BY CURT HARLER
Call him “El Presidente,” just plain Brett, or maybe the Blue Band’s Tiger Woods. Brett Butler, current ABBA President, is as passionate about golf as he is about music. And he has found a great nexus for his two loves.
If you watched the Blue Band in the years 2005-2007, you certainly saw Brett march. As K-7, he was the tunnel lead for his junior, senior and extra fall term at Penn State.
“It’s scary but wonderful,” he says of being one of two lead trumpets out of the tunnel. “You are the first person out to the sea of white. It overwhelms you. And you go, knowing you have 300-plus friends behind you. It is very emotional. You will never experience anything like that anywhere else!”
He graduated from Penn State in December 2007 with a degree in industrial engineering. Having changed from nuclear engineering, he needed an extra term to graduate and so got an extra year in the Blue Band. He got his MBA through the Penn State World Campus in 2012-14.
As President of ABBA, Butler’s focus has been on alumni engagement and technology advancement. There, he points proudly to multiple successes.
“Engagement across the generations is so important,” he notes. Recent grads expect the latest in technology to stay connected with ABBA. Past generations want to be in the loop. Technology makes that happen.
Golf is another area where Butler sees an opportunity to keep alums connected and involved.
While acknowledging that the annual Homecoming parade and performance are the heart and soul of ABBA, he notes that the weekend happens in a whirlwind. “Homecoming moves so fast. There are snippets of connection here, snippets there. Most of us have too little time to interact with old friends and to meet new ones,” he says.
Golf, he hopes, is one answer to the challenge of helping ABBA members relate. Indeed, the annual golf tournament has proved a success, both financially and socially. The latter is key. “You move slower, interact, talk to people,” Brett notes. “It helps bond us continue to grow and to stay connected.”

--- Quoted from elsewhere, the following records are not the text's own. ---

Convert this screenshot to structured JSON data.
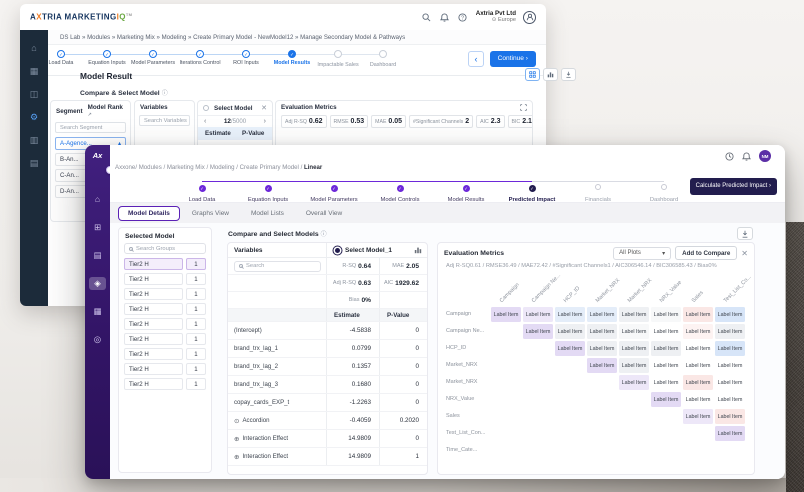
{
  "colors": {
    "accent_blue": "#1a73e8",
    "accent_purple": "#6d28d9",
    "dark_button": "#221d4e",
    "back_sidebar": "#1c2b3a"
  },
  "back_window": {
    "logo": {
      "a": "A",
      "x": "X",
      "tria": "TRIA ",
      "marketing": "MARKETING",
      "i": "I",
      "q": "Q",
      "tm": "TM"
    },
    "account": {
      "name": "Axtria Pvt Ltd",
      "region": "Europe"
    },
    "breadcrumb": "DS Lab » Modules » Marketing Mix » Modeling » Create Primary Model - NewModel12 » Manage Secondary Model & Pathways",
    "sidebar_icons": [
      "home",
      "apps",
      "box",
      "settings",
      "chart",
      "docs"
    ],
    "sidebar_active_index": 3,
    "stepper": {
      "steps": [
        {
          "label": "Load Data",
          "state": "done"
        },
        {
          "label": "Equation Inputs",
          "state": "done"
        },
        {
          "label": "Model Parameters",
          "state": "done"
        },
        {
          "label": "Iterations Control",
          "state": "done"
        },
        {
          "label": "ROI Inputs",
          "state": "done"
        },
        {
          "label": "Model Results",
          "state": "active"
        },
        {
          "label": "Impactable Sales",
          "state": "pending"
        },
        {
          "label": "Dashboard",
          "state": "pending"
        }
      ],
      "back_label": "‹",
      "continue_label": "Continue ›"
    },
    "title": "Model Result",
    "subtitle": "Compare & Select Model",
    "segment_panel": {
      "col_segment": "Segment",
      "col_model_rank": "Model Rank",
      "search_placeholder": "Search Segment",
      "selected_item": "A-Agence...",
      "selected_caret": "▴",
      "items": [
        "B-An...",
        "C-An...",
        "D-An..."
      ]
    },
    "variables_panel": {
      "title": "Variables",
      "search_placeholder": "Search Variables"
    },
    "select_model_panel": {
      "title": "Select Model",
      "close": "✕",
      "prev": "‹",
      "next": "›",
      "page_current": "12",
      "page_total": "/5000",
      "col_estimate": "Estimate",
      "col_pvalue": "P-Value"
    },
    "metrics_panel": {
      "title": "Evaluation Metrics",
      "chips": [
        {
          "label": "Adj R-SQ",
          "value": "0.62"
        },
        {
          "label": "RMSE",
          "value": "0.53"
        },
        {
          "label": "MAE",
          "value": "0.05"
        },
        {
          "label": "#Significant Channels",
          "value": "2"
        },
        {
          "label": "AIC",
          "value": "2.3"
        },
        {
          "label": "BIC",
          "value": "2.1"
        }
      ]
    }
  },
  "front_window": {
    "logo": "Ax",
    "avatar_initials": "NM",
    "breadcrumb": {
      "path": "Axxone/ Modules / Marketing Mix / Modeling / Create Primary Model / ",
      "current": "Linear"
    },
    "sidebar_icons": [
      "home",
      "dashboard",
      "list",
      "diamond",
      "grid",
      "target"
    ],
    "sidebar_active_index": 3,
    "stepper": {
      "steps": [
        {
          "label": "Load Data",
          "state": "done"
        },
        {
          "label": "Equation Inputs",
          "state": "done"
        },
        {
          "label": "Model Parameters",
          "state": "done"
        },
        {
          "label": "Model Controls",
          "state": "done"
        },
        {
          "label": "Model Results",
          "state": "done"
        },
        {
          "label": "Predicted Impact",
          "state": "active"
        },
        {
          "label": "Financials",
          "state": "pending"
        },
        {
          "label": "Dashboard",
          "state": "pending"
        }
      ],
      "action_label": "Calculate Predicted Impact ›"
    },
    "tabs": [
      {
        "label": "Model Details",
        "active": true
      },
      {
        "label": "Graphs View",
        "active": false
      },
      {
        "label": "Model Lists",
        "active": false
      },
      {
        "label": "Overall View",
        "active": false
      }
    ],
    "selected_model": {
      "title": "Selected Model",
      "search_placeholder": "Search Groups",
      "rows": [
        {
          "group": "Tier2 H",
          "count": "1",
          "active": true
        },
        {
          "group": "Tier2 H",
          "count": "1",
          "active": false
        },
        {
          "group": "Tier2 H",
          "count": "1",
          "active": false
        },
        {
          "group": "Tier2 H",
          "count": "1",
          "active": false
        },
        {
          "group": "Tier2 H",
          "count": "1",
          "active": false
        },
        {
          "group": "Tier2 H",
          "count": "1",
          "active": false
        },
        {
          "group": "Tier2 H",
          "count": "1",
          "active": false
        },
        {
          "group": "Tier2 H",
          "count": "1",
          "active": false
        },
        {
          "group": "Tier2 H",
          "count": "1",
          "active": false
        }
      ]
    },
    "compare_section": {
      "title": "Compare and Select Models",
      "variables_header": "Variables",
      "search_placeholder": "Search",
      "model_header": "Select Model_1",
      "metric_rows": [
        [
          {
            "label": "R-SQ",
            "value": "0.64"
          },
          {
            "label": "MAE",
            "value": "2.05"
          }
        ],
        [
          {
            "label": "Adj R-SQ",
            "value": "0.63"
          },
          {
            "label": "AIC",
            "value": "1929.62"
          }
        ],
        [
          {
            "label": "Bias",
            "value": "0%"
          },
          null
        ]
      ],
      "col_estimate": "Estimate",
      "col_pvalue": "P-Value",
      "rows": [
        {
          "variable": "(Intercept)",
          "icon": null,
          "estimate": "-4.5838",
          "pvalue": "0"
        },
        {
          "variable": "brand_trx_lag_1",
          "icon": null,
          "estimate": "0.0799",
          "pvalue": "0"
        },
        {
          "variable": "brand_trx_lag_2",
          "icon": null,
          "estimate": "0.1357",
          "pvalue": "0"
        },
        {
          "variable": "brand_trx_lag_3",
          "icon": null,
          "estimate": "0.1680",
          "pvalue": "0"
        },
        {
          "variable": "copay_cards_EXP_t",
          "icon": null,
          "estimate": "-1.2263",
          "pvalue": "0"
        },
        {
          "variable": "Accordion",
          "icon": "accordion-icon",
          "estimate": "-0.4059",
          "pvalue": "0.2020"
        },
        {
          "variable": "Interaction Effect",
          "icon": "interaction-icon",
          "estimate": "14.9809",
          "pvalue": "0"
        },
        {
          "variable": "Interaction Effect",
          "icon": "interaction-icon",
          "estimate": "14.9809",
          "pvalue": "1"
        }
      ]
    },
    "evaluation": {
      "title": "Evaluation Metrics",
      "plots_dropdown": "All Plots",
      "add_button": "Add to Compare",
      "close": "✕",
      "metrics_line": "Adj R-SQ0.61  /  RMSE36.49  /  MAE72.42  /  #Significant Channels1  /  AIC306546.14  /  BIC306585.43  /  Bias0%",
      "heatmap": {
        "cell_label": "Label Item",
        "columns": [
          "Campaign",
          "Campaign Ne...",
          "HCP_ID",
          "Market_NRX",
          "Market_NRX",
          "NRX_Value",
          "Sales",
          "Test_List_Co..."
        ],
        "rows": [
          "Campaign",
          "Campaign Ne...",
          "HCP_ID",
          "Market_NRX",
          "Market_NRX",
          "NRX_Value",
          "Sales",
          "Test_List_Con...",
          "Time_Cate..."
        ],
        "palette": {
          "p2": "#e3daf4",
          "p1": "#ede7f8",
          "b1": "#e4edf9",
          "b2": "#d7e5f8",
          "g1": "#eef0f3",
          "g0": "#f7f8f9",
          "w": "#ffffff",
          "r1": "#fae7e5",
          "r0": "#fdf3f2"
        },
        "cells": [
          [
            "p2",
            "p1",
            "b1",
            "b1",
            "g1",
            "g0",
            "r1",
            "b2"
          ],
          [
            null,
            "p2",
            "g1",
            "g1",
            "g0",
            "w",
            "r0",
            "g1"
          ],
          [
            null,
            null,
            "p2",
            "g1",
            "g1",
            "g1",
            "w",
            "b2"
          ],
          [
            null,
            null,
            null,
            "p2",
            "g1",
            "w",
            "w",
            "w"
          ],
          [
            null,
            null,
            null,
            null,
            "p1",
            "w",
            "r1",
            "w"
          ],
          [
            null,
            null,
            null,
            null,
            null,
            "p2",
            "w",
            "w"
          ],
          [
            null,
            null,
            null,
            null,
            null,
            null,
            "p1",
            "r1"
          ],
          [
            null,
            null,
            null,
            null,
            null,
            null,
            null,
            "p2"
          ],
          [
            null,
            null,
            null,
            null,
            null,
            null,
            null,
            null
          ]
        ]
      }
    }
  }
}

Butler loves to golf and has a 7.5 handicap (that’s good – don’t bet against him!). Not only does he see golf as a way to strengthen Blue Band ties but it brings him closer to his father. In early June right after golf play reopened, Brett and his dad played both the Blue and the White courses on consecutive days. “They were in great shape,” he says.
He still hopes ABBA will pull off the annual Fore the Blue Band Golf Tournament. He talked to Penn State course officials and they, too, indicated they are hopeful – even if the format is a bit different than normal.
A graduate of West York High School, Brett Butler really didn’t think about college band until he was accepted at Penn State. His dad wanted him to attend the York Campus for a year or two so he could ease into the college experience. Both of Butler’s parents and his older sister are Penn State grads. His dad is a football season ticket holder. So Brett was well aware of the Blue Band spectacle.
At some point, Brett decided he wanted to continue with music as part of his college experience. “I’m still not sure if it was motivational or not, but Dad said if I practiced hard and made the Blue Band, I could stay at University Park,” he recalls. He made the band as a freshman. He loved it and got more deeply involved. As vice president during his senior year and then president in his final year with the Blue Band, he got his first exposure to ABBA as an ex-officio, non-voting student member of the Board. He was impressed with what he saw.
Brett was not elected to the ABBA Board the first time he ran but he tried again and was elected in 2010. After a short hiatus, he stood again for election, taking over as ABBA President for the current 2019-21 term.
In “real life,” Brett lives in Southern York County and works for a firm that builds heavy equipment for the U.S. Navy that goes into its submarines. “That’s about as specific as I can get living in the defense industry,” he says.
He also is involved with his old high school band as Assistant Marching Band Director. Brett started working with the Marching Band as a volunteer and accepted the part-time gig after a few seasons.
It keeps him aware of young musicians. As a result, another of Brett’s ABBA goals is to increase involvement with recent Blue Band graduates. “It is critical to reach those new graduating classes and to keep them involved, to hear their fresh ideas, to listen to their recent experiences as Blue Band members.”
No matter the graduation date, Brett says being on the ABBA Board is an amazing experience. “Be an active participant,” he tells new Board members. “Being part of a volunteer organization is more than resume-building, more than a title.”
As president, he acknowledges that every volunteer group has limitations. Still, he says, ABBA has made amazing strides through the years. He can think of no better place to give back to an organization that gives so much to its members.
“In ABBA, we are so fortunate to have people who want to do something and commit the time and effort to the Band,” he concludes.